Ars Dogmatica

Pierre Legendre

Majesté des Images

Commençons par un b.a.-ba ! On ne tombera pas des nues d’apprendre que le terme « Imaginaire » est un héritage du latin classique. De l’adjectif nous faisons un substantif qui, depuis la cristallisation conceptuelle due à Jacques Lacan dans les années 60-70, s’est imposé peu à peu comme une mode, aujourd’hui à son zénith… à condition bien sûr de laisser de côté la question indésirable : pourquoi cet engouement ? Trop pressée de conclure, la psychanalyse d’alors n’était pas en mesure d’apercevoir les montages institués de l’Imaginaire. Le manège imaginaire indéfiniment tourne autour de son axe logique : le pouvoir des images.

 

Mon labeur, oserai-je dire, a rouvert le chemin pressenti par Sigmund Freud dans sa revue Imago, à laquelle collabora un juriste intéressé par les coulisses inconscientes – juriste d’une époque engloutie ! –, Hans Kelsen, inspiré par la découverte freudienne… De surcroît, un jour m’est tombé sous la main, hors la revue je crois, son essai sur le mythe d’Œdipe.

Tout cela a été enterré, la dimension juridique de la vie sociale étant devenue aussi volatile que les idéaux de consommation. Ayant appartenu à la maisonnée des juristes, je sais ce qu’il en est des vaccins contre la contagion d’une pensée libre, en ce domaine comme ailleurs quand règne le psittacisme des citations pêchées ici et là, ou la glose d’anciens auteurs consacrés.

En cette Préface, j’inscris l’Imaginaire en perspective, ayant à l’esprit son point d’attache au théâtre des images. En premier lieu : le Miroir. Si j’écris avec majuscule le nom d’un objet si banal en apparence, c’est pour faire valoir ce point d’attache et en saisir l’effet inexorable : le pouvoir de l’image aux racines de la construction humaine.

De ce fait, le Miroir prend statut, au-delà de l’usage commun. N’hésitons pas sur les grands mots, il devient un objet transcendantal, comme s’il s’agissait d’une divinité… Nous sommes dans les parages du fantastique.

Que le lecteur garde son sang froid devant pareilles remarques, absconses au premier abord. Je parie sur la suite !

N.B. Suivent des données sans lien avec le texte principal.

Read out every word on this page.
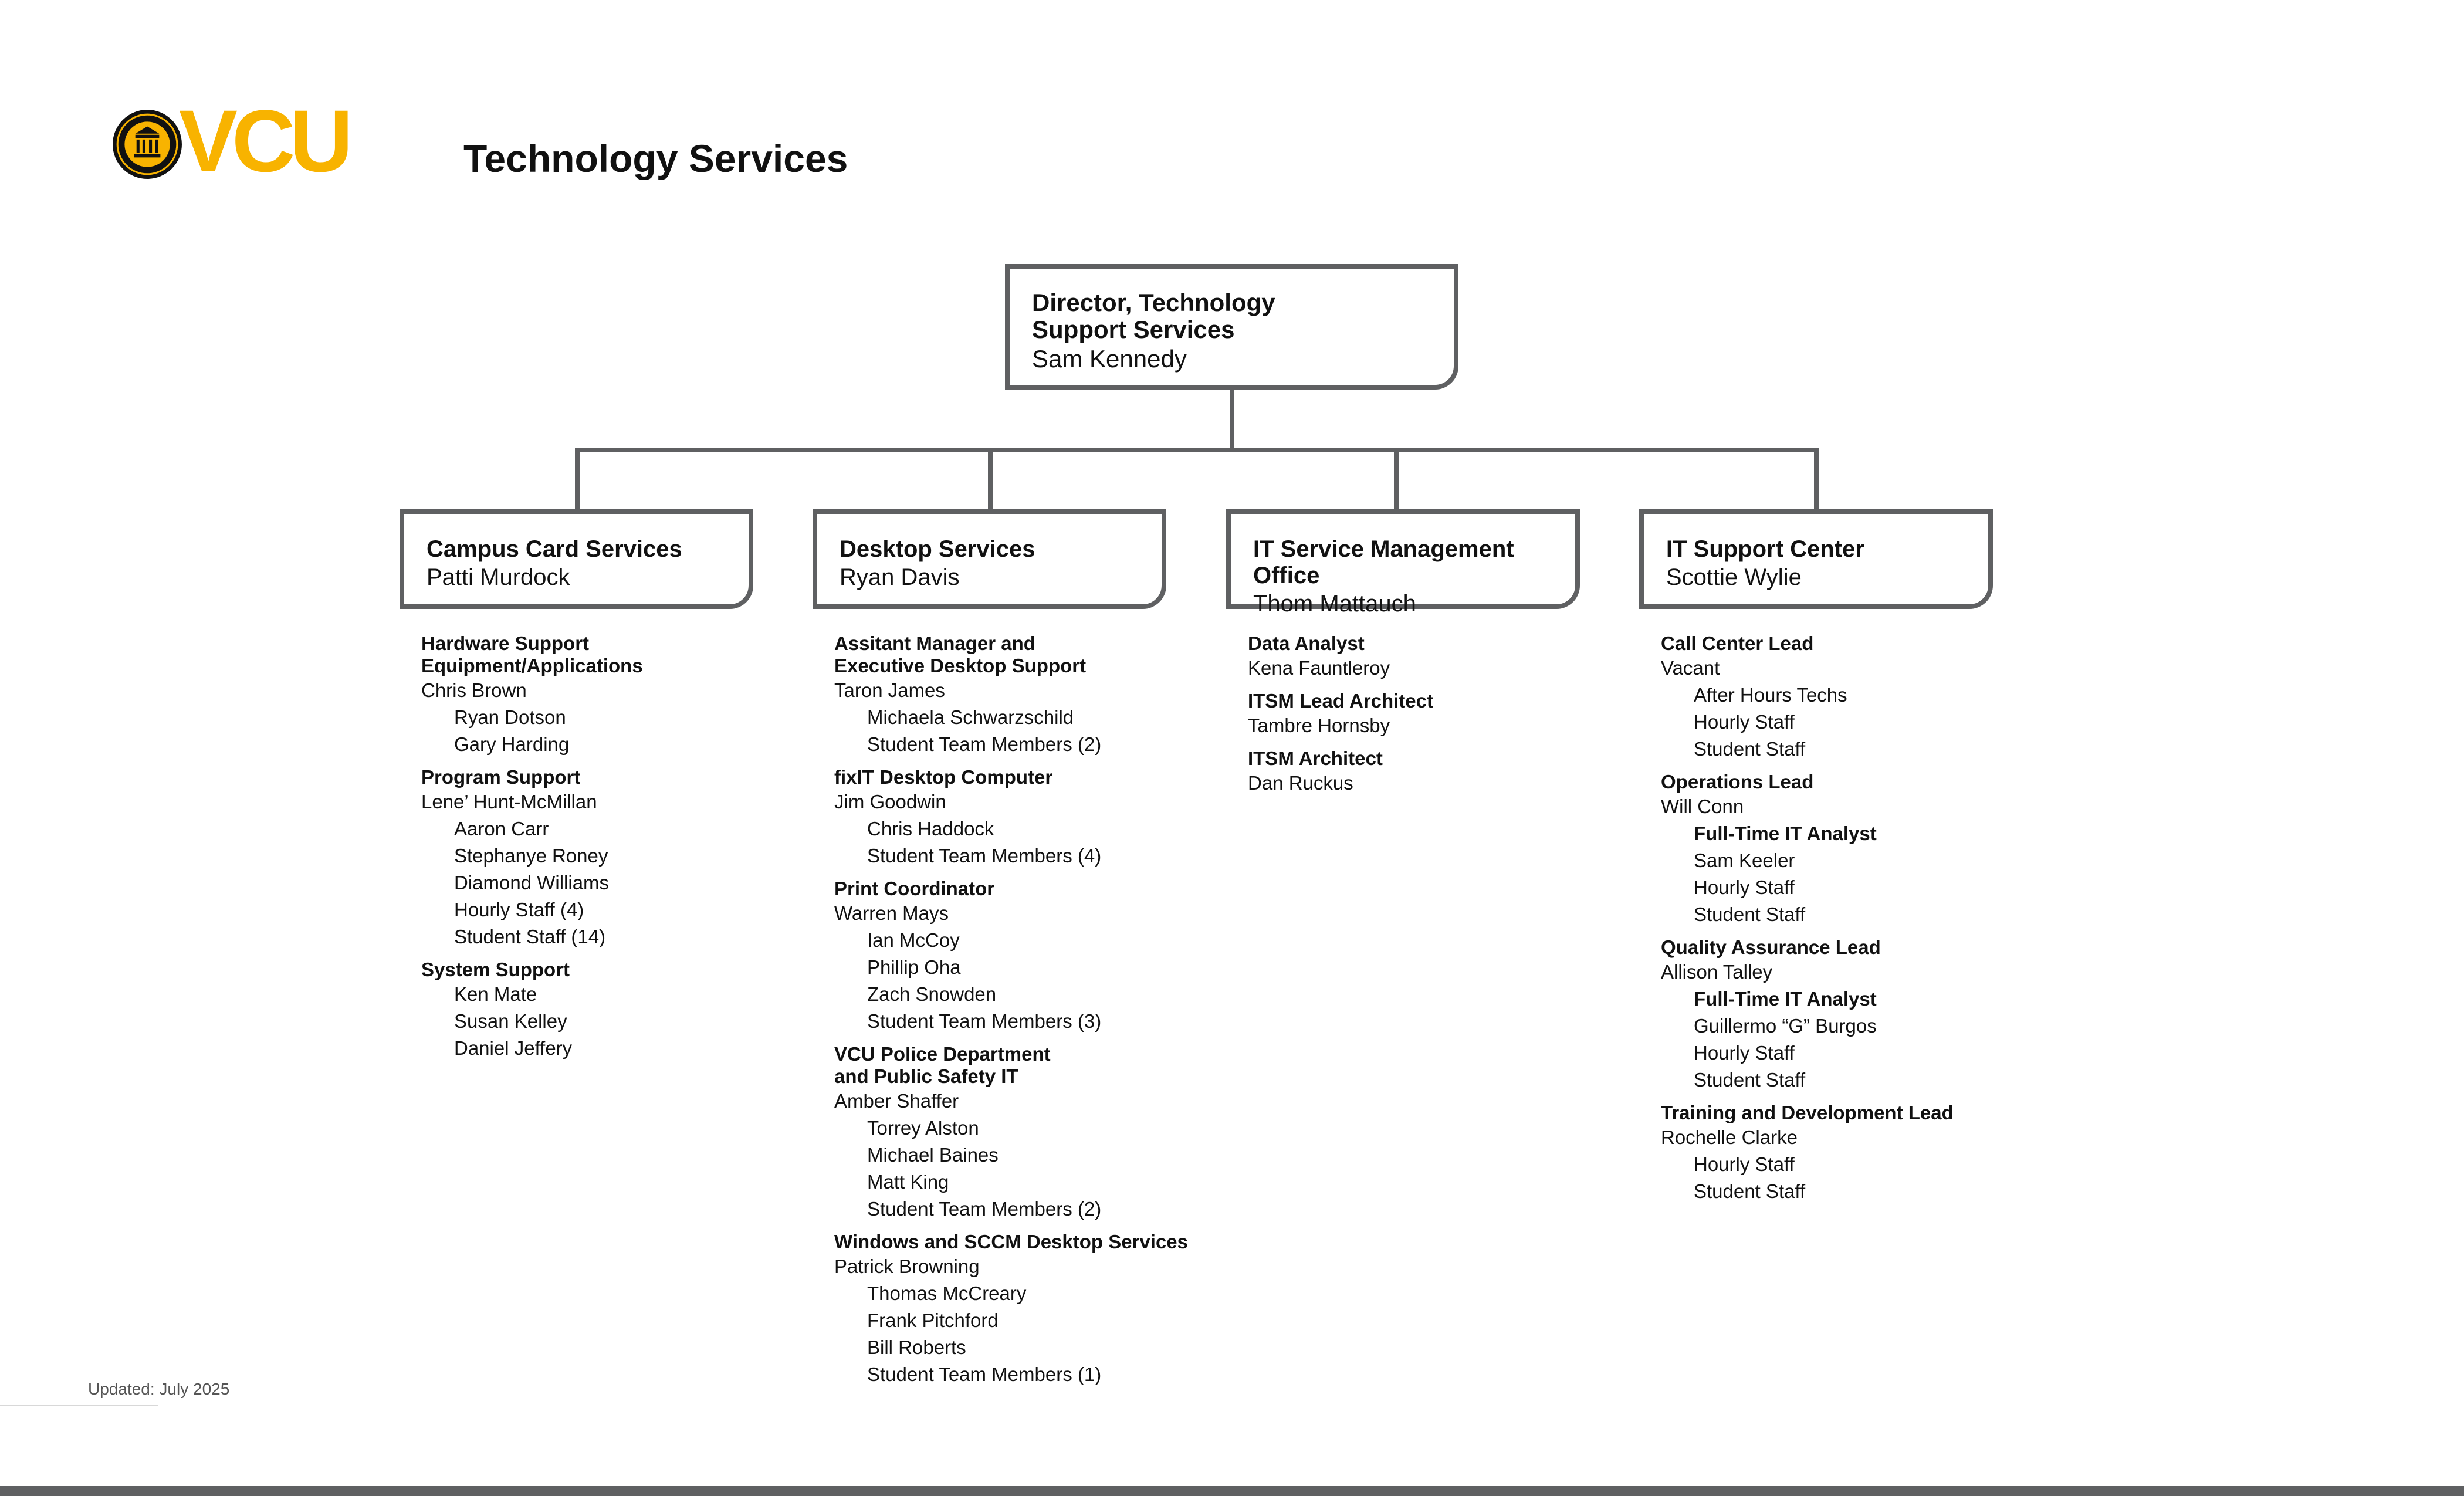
VCU	Technology Services
Director, Technology
Support Services
Sam Kennedy
Campus Card Services
Patti Murdock
Desktop Services
Ryan Davis
IT Service Management Office
Thom Mattauch
IT Support Center
Scottie Wylie
Hardware Support
Equipment/Applications
Chris Brown
Ryan Dotson
Gary Harding
Program Support
Lene’ Hunt-McMillan
Aaron Carr
Stephanye Roney
Diamond Williams
Hourly Staff (4)
Student Staff (14)
System Support
Ken Mate
Susan Kelley
Daniel Jeffery
Assitant Manager and
Executive Desktop Support
Taron James
Michaela Schwarzschild
Student Team Members (2)
fixIT Desktop Computer
Jim Goodwin
Chris Haddock
Student Team Members (4)
Print Coordinator
Warren Mays
Ian McCoy
Phillip Oha
Zach Snowden
Student Team Members (3)
VCU Police Department
and Public Safety IT
Amber Shaffer
Torrey Alston
Michael Baines
Matt King
Student Team Members (2)
Windows and SCCM Desktop Services
Patrick Browning
Thomas McCreary
Frank Pitchford
Bill Roberts
Student Team Members (1)
Data Analyst
Kena Fauntleroy
ITSM Lead Architect
Tambre Hornsby
ITSM Architect
Dan Ruckus
Call Center Lead
Vacant
After Hours Techs
Hourly Staff
Student Staff
Operations Lead
Will Conn
Full-Time IT Analyst
Sam Keeler
Hourly Staff
Student Staff
Quality Assurance Lead
Allison Talley
Full-Time IT Analyst
Guillermo “G” Burgos
Hourly Staff
Student Staff
Training and Development Lead
Rochelle Clarke
Hourly Staff
Student Staff
Updated: July 2025
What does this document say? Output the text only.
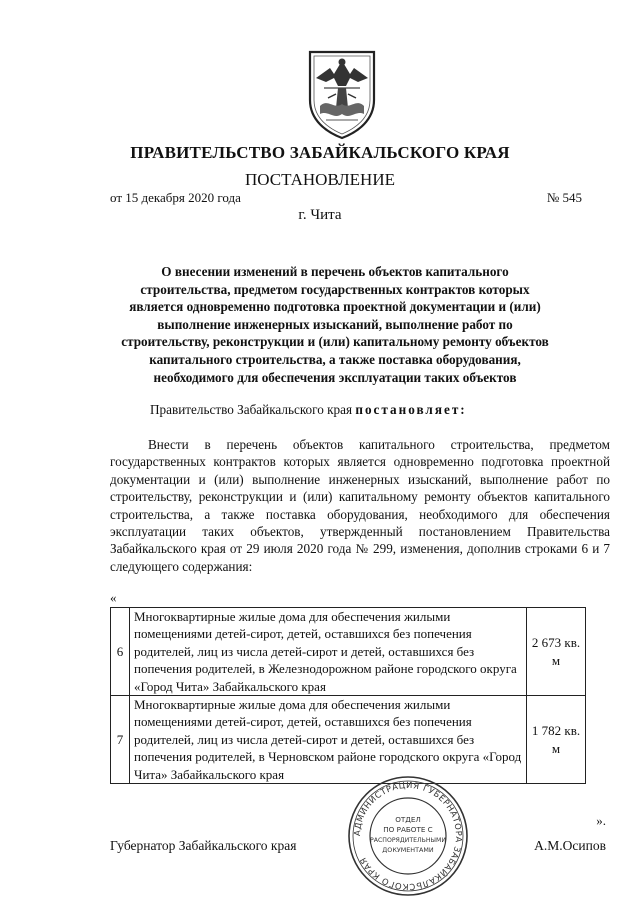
ПРАВИТЕЛЬСТВО ЗАБАЙКАЛЬСКОГО КРАЯ
ПОСТАНОВЛЕНИЕ
от 15 декабря 2020 года	№ 545
г. Чита
О внесении изменений в перечень объектов капитального
строительства, предметом государственных контрактов которых
является одновременно подготовка проектной документации и (или)
выполнение инженерных изысканий, выполнение работ по
строительству, реконструкции и (или) капитальному ремонту объектов
капитального строительства, а также поставка оборудования,
необходимого для обеспечения эксплуатации таких объектов
Правительство Забайкальского края постановляет:
Внести в перечень объектов капитального строительства, предметом государственных контрактов которых является одновременно подготовка проектной документации и (или) выполнение инженерных изысканий, выполнение работ по строительству, реконструкции и (или) капитальному ремонту объектов капитального строительства, а также поставка оборудования, необходимого для обеспечения эксплуатации таких объектов, утвержденный постановлением Правительства Забайкальского края от 29 июля 2020 года № 299, изменения, дополнив строками 6 и 7 следующего содержания:
«
6	Многоквартирные жилые дома для обеспечения жилыми помещениями детей-сирот, детей, оставшихся без попечения родителей, лиц из числа детей-сирот и детей, оставшихся без попечения родителей, в Железнодорожном районе городского округа «Город Чита» Забайкальского края	2 673 кв. м
7	Многоквартирные жилые дома для обеспечения жилыми помещениями детей-сирот, детей, оставшихся без попечения родителей, лиц из числа детей-сирот и детей, оставшихся без попечения родителей, в Черновском районе городского округа «Город Чита» Забайкальского края	1 782 кв. м
».
Губернатор Забайкальского края	А.М.Осипов
АДМИНИСТРАЦИЯ ГУБЕРНАТОРА ЗАБАЙКАЛЬСКОГО КРАЯ
ОТДЕЛ
ПО РАБОТЕ С
РАСПОРЯДИТЕЛЬНЫМИ
ДОКУМЕНТАМИ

Par son titre, la Revue politique et parlementaire est engagée dans l’univers institutionnel au plus haut degré qui soit : le pouvoir et la parole. Autant dire que nous sommes ici pris au filet de ce qui gouverne la vie dans l’espèce parlante : la représentation, en tous les sens du mot.

 

Avant tout, dans ma vision de l’architecture dogmatique des sociétés, impliquant le socle de la foi dans les images, le terme renvoie à la condition théâtrale de l’homme, à l’énigme d’un entrelacement de la fiction et de la réalité.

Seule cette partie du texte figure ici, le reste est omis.